Thursday, December 07, 2006

nice but weird holidays

Those people are everywhere. On Match.com, on the streets of Richmond, at Target. They're all over. I'm good at recognizing them because I am one of them.

So, it's not going well and "girlfriend" suggested that I'm desperate, although if questioned I'm sure she would say, "No! No! I'm not saying you are. I'm just saying you shouldn't act as if." Uh huh.

For the record, I'm not desperate. Living alone is vastly under rated. Vastly.

I'm looking for something to do over the holidays. True I do have some things to do but I'm looking for that huge charge—that really big fun activity like staying at a resort in a sunny clime and using one day to hang at the day spa and have a massage, manicure, pedicure, etc. However, you don't find those kind of places for $200 for 4 days all-inclusive. Yes. I wish. On the other hand, since I'm not interested in paying for it, I must not really want it.
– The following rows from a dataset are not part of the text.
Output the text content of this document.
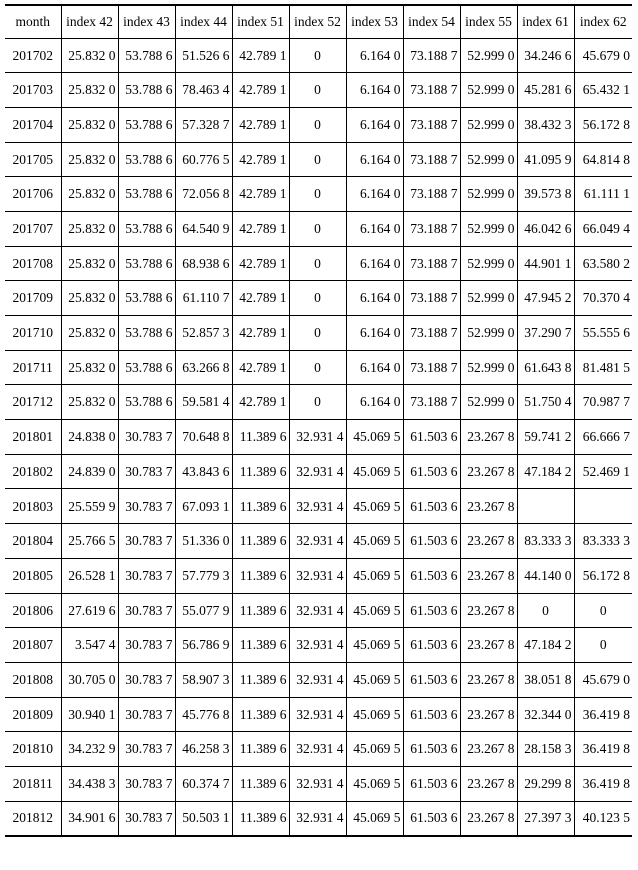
month	index 42	index 43	index 44	index 51	index 52	index 53	index 54	index 55	index 61	index 62
201702	25.832 0	53.788 6	51.526 6	42.789 1	0	6.164 0	73.188 7	52.999 0	34.246 6	45.679 0
201703	25.832 0	53.788 6	78.463 4	42.789 1	0	6.164 0	73.188 7	52.999 0	45.281 6	65.432 1
201704	25.832 0	53.788 6	57.328 7	42.789 1	0	6.164 0	73.188 7	52.999 0	38.432 3	56.172 8
201705	25.832 0	53.788 6	60.776 5	42.789 1	0	6.164 0	73.188 7	52.999 0	41.095 9	64.814 8
201706	25.832 0	53.788 6	72.056 8	42.789 1	0	6.164 0	73.188 7	52.999 0	39.573 8	61.111 1
201707	25.832 0	53.788 6	64.540 9	42.789 1	0	6.164 0	73.188 7	52.999 0	46.042 6	66.049 4
201708	25.832 0	53.788 6	68.938 6	42.789 1	0	6.164 0	73.188 7	52.999 0	44.901 1	63.580 2
201709	25.832 0	53.788 6	61.110 7	42.789 1	0	6.164 0	73.188 7	52.999 0	47.945 2	70.370 4
201710	25.832 0	53.788 6	52.857 3	42.789 1	0	6.164 0	73.188 7	52.999 0	37.290 7	55.555 6
201711	25.832 0	53.788 6	63.266 8	42.789 1	0	6.164 0	73.188 7	52.999 0	61.643 8	81.481 5
201712	25.832 0	53.788 6	59.581 4	42.789 1	0	6.164 0	73.188 7	52.999 0	51.750 4	70.987 7
201801	24.838 0	30.783 7	70.648 8	11.389 6	32.931 4	45.069 5	61.503 6	23.267 8	59.741 2	66.666 7
201802	24.839 0	30.783 7	43.843 6	11.389 6	32.931 4	45.069 5	61.503 6	23.267 8	47.184 2	52.469 1
201803	25.559 9	30.783 7	67.093 1	11.389 6	32.931 4	45.069 5	61.503 6	23.267 8		
201804	25.766 5	30.783 7	51.336 0	11.389 6	32.931 4	45.069 5	61.503 6	23.267 8	83.333 3	83.333 3
201805	26.528 1	30.783 7	57.779 3	11.389 6	32.931 4	45.069 5	61.503 6	23.267 8	44.140 0	56.172 8
201806	27.619 6	30.783 7	55.077 9	11.389 6	32.931 4	45.069 5	61.503 6	23.267 8	0	0
201807	3.547 4	30.783 7	56.786 9	11.389 6	32.931 4	45.069 5	61.503 6	23.267 8	47.184 2	0
201808	30.705 0	30.783 7	58.907 3	11.389 6	32.931 4	45.069 5	61.503 6	23.267 8	38.051 8	45.679 0
201809	30.940 1	30.783 7	45.776 8	11.389 6	32.931 4	45.069 5	61.503 6	23.267 8	32.344 0	36.419 8
201810	34.232 9	30.783 7	46.258 3	11.389 6	32.931 4	45.069 5	61.503 6	23.267 8	28.158 3	36.419 8
201811	34.438 3	30.783 7	60.374 7	11.389 6	32.931 4	45.069 5	61.503 6	23.267 8	29.299 8	36.419 8
201812	34.901 6	30.783 7	50.503 1	11.389 6	32.931 4	45.069 5	61.503 6	23.267 8	27.397 3	40.123 5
Great place to find discounted travel at the last minute: site 59. They have excellent deals on the Caribbean. For continguous 48 travel, however, Hotwire has more options and they clue you into the days when travel is the heaviest.

Monday, December 04, 2006

a permanent vacation

.. AKA life change or alternative lifestyle. I'm so ready. It was hard to get to work this morning, beginning with getting out of bed. The nicer the weekend the more difficult the Monday. Had guilty dreams. Guess I'm not allowed to have nice weekends. So, whatever. Listened to K95 The Wolf in the car. Seriously considering entering the contest for a free Harley. It could be so me in another life on that permanent vacation. What is vacation but an alternate life? As they used to say, a change is as good as a rest.

Sunday, August 06, 2006

worms

Since I'm all alone (without the clone) and have tons of time I've been researching yet another air dream in an Airstream. I came upon this page of actual owners. Imagine! They buy this top-of-the-line trailer and then parade around in rags as if that would convince me they had no money or nothing to steal. Hah! Not that I would contemplate stealing but I just can't imagine why they wear such trashy clothes. Maybe all their money went to the trailer.
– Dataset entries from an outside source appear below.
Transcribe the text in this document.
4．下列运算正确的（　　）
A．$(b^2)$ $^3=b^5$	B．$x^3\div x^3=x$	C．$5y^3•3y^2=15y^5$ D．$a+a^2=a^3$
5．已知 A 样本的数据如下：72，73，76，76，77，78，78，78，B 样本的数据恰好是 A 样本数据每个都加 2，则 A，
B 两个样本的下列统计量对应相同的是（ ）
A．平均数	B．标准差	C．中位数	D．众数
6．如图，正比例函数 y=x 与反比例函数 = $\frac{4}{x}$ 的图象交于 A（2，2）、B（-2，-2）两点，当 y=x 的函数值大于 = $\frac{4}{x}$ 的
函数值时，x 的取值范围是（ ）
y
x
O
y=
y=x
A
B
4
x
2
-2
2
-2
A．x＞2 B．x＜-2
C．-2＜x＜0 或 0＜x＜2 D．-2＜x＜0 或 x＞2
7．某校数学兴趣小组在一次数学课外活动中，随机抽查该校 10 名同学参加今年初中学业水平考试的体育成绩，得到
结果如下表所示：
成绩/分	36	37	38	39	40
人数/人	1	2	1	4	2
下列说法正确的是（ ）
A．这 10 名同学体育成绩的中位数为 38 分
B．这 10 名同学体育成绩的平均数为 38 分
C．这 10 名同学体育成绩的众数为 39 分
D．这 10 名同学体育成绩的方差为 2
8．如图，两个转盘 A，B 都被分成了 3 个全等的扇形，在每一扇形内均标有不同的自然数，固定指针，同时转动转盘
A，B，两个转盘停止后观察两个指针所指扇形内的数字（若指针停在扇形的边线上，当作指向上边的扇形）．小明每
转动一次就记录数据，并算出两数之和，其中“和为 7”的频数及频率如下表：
Anwway, it's what I'm contemplating, again. If I could just figure out how to have an income while checking out of life as I know it, I'd be down to the Airstrean dealer ordering my Bambi in a flash.

Sunday, March 05, 2006

Seeing Clearly

Ah, yes. There is this weird museum in Italy where you can sit on a toilet seat while watching a movie featuring toilet seats. Kinda reminds of that CD "Material World" that showed people and their stuff around the world. My favorite part was seeing all the toilets. I mean, it's a part of culture no one really considers (unless you caught the Olympic podcast at NBC 5 on February 16th where the presenters check out the toilets backstage). I can't view the CD anymore because it's so old it won't play on my new system. Also, there was a glitch in the CD so I missed a few parts.
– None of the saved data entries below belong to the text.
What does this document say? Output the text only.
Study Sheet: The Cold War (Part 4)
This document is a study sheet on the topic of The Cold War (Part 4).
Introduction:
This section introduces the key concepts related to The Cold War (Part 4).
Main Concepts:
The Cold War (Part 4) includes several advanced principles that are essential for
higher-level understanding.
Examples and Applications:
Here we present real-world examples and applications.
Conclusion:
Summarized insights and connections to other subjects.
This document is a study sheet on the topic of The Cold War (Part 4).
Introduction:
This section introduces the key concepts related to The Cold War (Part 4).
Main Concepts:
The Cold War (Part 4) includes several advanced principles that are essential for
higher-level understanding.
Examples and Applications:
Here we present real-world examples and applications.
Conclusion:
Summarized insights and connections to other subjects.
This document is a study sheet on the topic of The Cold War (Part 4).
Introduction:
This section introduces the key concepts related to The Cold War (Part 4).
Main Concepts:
I would love to check the museum in person only I don't remember the name of it and when I went to the "Today" website there is, can you believe it!!??!, no link to past shows. I mean, what do I search on? Olympics? Even though that's why Katie was there I'm sure a search like that will bring up a vomitous mass of links. Toilets? Maybe museum? Oh, well. I tried.

Where I might actually go on vacation is camping in North Carolina. There's this place high up in the mountains where it's cool and unhumid in the summer and it's much closer than Maine. Round about August I need a heat break. It's supposed to get down to 65 at night here. Lovely!